Return values are an entirely different story, almost the opposite of arguments.

For the examples, we'll still be using the same function, but this time we're talking about the return map:

(request {:method :GET :url "http://example.com/"}) ;=> {:body "OK!" :status 200}

We're not going to handle conditionally required for return values. In my experience, conditional return values are equivalent to optional values.

Before ↓ / After →

unused

optional

required

unused

(not change)

optional

(not change)

required

(not change)

Symmetrical to our assumption about unused arguments, we will assume the client ignores keys they don't need or understand.

unused → optional

Adding new keys to a return map doesn't break anything. Existing clients were not relying on the key, and now the key is present, and they will ignore it.

unused → required

Again, existing clients were not relying on the key, so they won't break.

optional → unused

This one is trickier but still safe. Because the key was optional, clients had to handle both cases: 1) when the key was present and 2) when the key was not present. The key is now always not present, which the existing clients could handle.

optional → required

This one is safe. The existing clients had to handle both the presence and the absence of the key. Now it's always present, so the clients should be able to handle it.

required → unused

This one is unsafe. Clients were previously able to rely on the presence of the key, and now it is absent.

required → optional

This one is unsafe. Clients were previously able to rely on the presence of the key, and now it is sometimes absent.

Discussion

On which schema to prefer

In this case, we see the opposite as before. Starting with required keys gives you the least freedom. You essentially need to support it forever. unused and optional keys are actually the most free.

This finding directly contradicts my tendency. I want to be nice and please the clients. So one of the first things I do is list all the nice data I'm going to return, sometimes even when no client needs it yet! I'm promising so much. But that promise is a promise that can be broken.

For example, I might add the IP address of the server to the response of the request function. Why not? I have to look it up anyway and it may be useful.

But! Now that commits me to always returning the IP. It may not be so convenient to return that in the future.

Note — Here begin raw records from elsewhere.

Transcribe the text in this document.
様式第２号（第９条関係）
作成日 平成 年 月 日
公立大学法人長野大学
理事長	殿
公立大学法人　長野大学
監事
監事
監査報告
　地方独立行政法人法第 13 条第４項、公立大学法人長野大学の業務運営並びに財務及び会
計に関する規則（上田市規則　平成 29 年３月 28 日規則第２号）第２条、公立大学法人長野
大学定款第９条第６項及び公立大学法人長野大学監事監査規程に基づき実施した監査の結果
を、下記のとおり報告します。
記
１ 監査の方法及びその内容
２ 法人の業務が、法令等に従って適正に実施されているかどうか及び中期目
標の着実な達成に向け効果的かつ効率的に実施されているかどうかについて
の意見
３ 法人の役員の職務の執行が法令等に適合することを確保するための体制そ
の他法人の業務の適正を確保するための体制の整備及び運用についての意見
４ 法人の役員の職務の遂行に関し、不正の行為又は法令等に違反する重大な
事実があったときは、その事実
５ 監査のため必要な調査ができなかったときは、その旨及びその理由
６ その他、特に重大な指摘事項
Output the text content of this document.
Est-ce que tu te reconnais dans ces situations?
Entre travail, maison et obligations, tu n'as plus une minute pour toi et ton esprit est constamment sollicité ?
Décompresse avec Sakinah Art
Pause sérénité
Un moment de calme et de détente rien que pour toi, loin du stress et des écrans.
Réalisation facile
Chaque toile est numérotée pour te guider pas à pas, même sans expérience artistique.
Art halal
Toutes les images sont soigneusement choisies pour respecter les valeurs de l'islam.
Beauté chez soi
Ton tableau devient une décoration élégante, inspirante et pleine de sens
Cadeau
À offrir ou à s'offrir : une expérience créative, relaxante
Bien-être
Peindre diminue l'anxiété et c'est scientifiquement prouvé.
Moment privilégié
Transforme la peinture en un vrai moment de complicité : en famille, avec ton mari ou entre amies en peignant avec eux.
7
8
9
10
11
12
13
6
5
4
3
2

I need to rethink that tendency. I'd rather promise that I'll never break my clients than promise some return value I may not be able to provide. I could either not return the IP or make the key optional, saying I'll return it if I have it, but the client should handle both cases.

On namespaced keys

It may be beneficial if the function promised to only add new keys from a namespace the library authors control. This would avoid collisions with other keys that may be in the map.

Return Summary

  • Clients should ignore keys they don't need.
  • Prefer optional keys for return values. Promise as little as possible.